Thermodynamics Reveal that Helix Four in the NLS of NF-κB p65 Anchors IκBα, Forming a Very Stable Complex

IκBα is an ankyrin repeat protein that inhibits NF-κB transcriptional activity by sequestering NF-κB outside of the nucleus in resting cells. We have characterized the binding thermodynamics and kinetics of the IκBα ankyrin repeat domain to NF-κB(p50/p65) using surface plasmon resonance (SPR) and isothermal titration calorimetry (ITC). SPR data showed that the IκBα and NF-κB associate rapidly but dissociate very slowly, leading to an extremely stable complex with a KD,obs of approximately 40 pM at 37 °C. As reported previously, the amino-terminal DNA-binding domain of p65 contributes little to the overall binding affinity. Conversely, helix four of p65, which forms part of the nuclear localization sequence, was essential for high-affinity binding. This was surprising, given the small size of the binding interface formed by this part of p65. The NF-κB(p50/p65) heterodimer and p65 homodimer bound IκBα with almost indistinguishable thermodynamics, except that the NF-κB p65 homodimer was characterized by a more favorable ΔHobs relative to the NF-κB(p50/p65) heterodimer.

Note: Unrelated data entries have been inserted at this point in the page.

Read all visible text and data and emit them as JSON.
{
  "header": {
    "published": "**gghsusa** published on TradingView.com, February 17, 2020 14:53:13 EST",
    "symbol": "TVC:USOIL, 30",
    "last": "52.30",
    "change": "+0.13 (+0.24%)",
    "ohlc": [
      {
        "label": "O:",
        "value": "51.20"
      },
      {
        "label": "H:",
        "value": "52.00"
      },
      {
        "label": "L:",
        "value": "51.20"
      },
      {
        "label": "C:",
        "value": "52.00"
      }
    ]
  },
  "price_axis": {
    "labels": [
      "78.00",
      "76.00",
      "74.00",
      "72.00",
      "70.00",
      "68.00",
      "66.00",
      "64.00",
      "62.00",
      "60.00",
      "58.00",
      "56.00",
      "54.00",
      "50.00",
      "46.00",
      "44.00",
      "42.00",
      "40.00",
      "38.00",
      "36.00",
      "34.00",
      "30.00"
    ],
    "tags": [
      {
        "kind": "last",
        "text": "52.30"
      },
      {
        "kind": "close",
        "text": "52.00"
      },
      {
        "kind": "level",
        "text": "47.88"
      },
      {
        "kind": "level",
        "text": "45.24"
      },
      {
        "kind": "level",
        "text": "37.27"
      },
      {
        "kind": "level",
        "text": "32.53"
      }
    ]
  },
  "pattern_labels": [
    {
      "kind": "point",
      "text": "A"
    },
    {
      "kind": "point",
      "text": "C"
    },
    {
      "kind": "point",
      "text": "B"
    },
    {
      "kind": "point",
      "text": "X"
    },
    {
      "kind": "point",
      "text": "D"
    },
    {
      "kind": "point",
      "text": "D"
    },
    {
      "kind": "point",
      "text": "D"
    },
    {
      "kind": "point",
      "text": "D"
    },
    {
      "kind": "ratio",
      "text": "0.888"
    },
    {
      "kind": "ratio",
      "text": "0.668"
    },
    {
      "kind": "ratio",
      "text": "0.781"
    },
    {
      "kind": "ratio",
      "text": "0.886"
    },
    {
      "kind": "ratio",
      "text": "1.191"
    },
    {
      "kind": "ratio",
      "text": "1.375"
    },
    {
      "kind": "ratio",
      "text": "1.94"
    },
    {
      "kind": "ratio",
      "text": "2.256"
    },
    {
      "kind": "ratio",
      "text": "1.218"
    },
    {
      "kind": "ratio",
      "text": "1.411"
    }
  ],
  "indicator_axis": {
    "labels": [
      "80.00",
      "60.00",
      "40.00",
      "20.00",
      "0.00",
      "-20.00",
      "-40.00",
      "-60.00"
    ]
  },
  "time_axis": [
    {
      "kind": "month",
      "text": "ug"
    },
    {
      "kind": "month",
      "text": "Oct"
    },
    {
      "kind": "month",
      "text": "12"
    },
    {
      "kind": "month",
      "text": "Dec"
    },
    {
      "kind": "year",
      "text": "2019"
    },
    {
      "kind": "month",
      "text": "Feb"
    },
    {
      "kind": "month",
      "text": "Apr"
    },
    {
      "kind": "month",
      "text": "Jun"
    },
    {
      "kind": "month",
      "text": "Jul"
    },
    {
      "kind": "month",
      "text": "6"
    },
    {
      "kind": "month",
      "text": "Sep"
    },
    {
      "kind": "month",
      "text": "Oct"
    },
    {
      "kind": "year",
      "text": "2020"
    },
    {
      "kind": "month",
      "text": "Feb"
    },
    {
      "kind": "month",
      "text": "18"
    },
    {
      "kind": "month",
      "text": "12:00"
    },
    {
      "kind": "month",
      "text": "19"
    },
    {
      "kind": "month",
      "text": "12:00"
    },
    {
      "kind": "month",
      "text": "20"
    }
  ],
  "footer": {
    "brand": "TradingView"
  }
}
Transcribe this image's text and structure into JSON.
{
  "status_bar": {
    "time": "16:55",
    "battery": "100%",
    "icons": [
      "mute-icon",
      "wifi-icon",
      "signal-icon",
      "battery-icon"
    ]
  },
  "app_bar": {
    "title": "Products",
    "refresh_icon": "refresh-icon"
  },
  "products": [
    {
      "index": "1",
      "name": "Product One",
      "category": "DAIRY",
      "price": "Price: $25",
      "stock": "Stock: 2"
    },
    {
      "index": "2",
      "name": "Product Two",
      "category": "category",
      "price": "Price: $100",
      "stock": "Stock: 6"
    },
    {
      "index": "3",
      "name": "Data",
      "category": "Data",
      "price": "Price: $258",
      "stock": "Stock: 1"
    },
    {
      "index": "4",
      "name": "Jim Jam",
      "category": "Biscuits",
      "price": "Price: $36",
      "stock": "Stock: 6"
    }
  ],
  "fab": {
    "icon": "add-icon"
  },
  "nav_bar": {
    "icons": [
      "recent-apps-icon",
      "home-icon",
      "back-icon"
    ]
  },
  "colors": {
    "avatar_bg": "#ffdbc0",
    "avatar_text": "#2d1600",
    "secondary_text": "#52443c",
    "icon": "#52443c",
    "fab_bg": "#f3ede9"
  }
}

Both interactions were characterized by a large negative heat capacity change (ΔCP,obs), approximately half of which was contributed by the p65 helix four that was necessary for tight binding. This could not be accounted for readily by the small loss of buried non-polar surface area and we hypothesize that the observed effect is due to additional folding of some regions of the complex.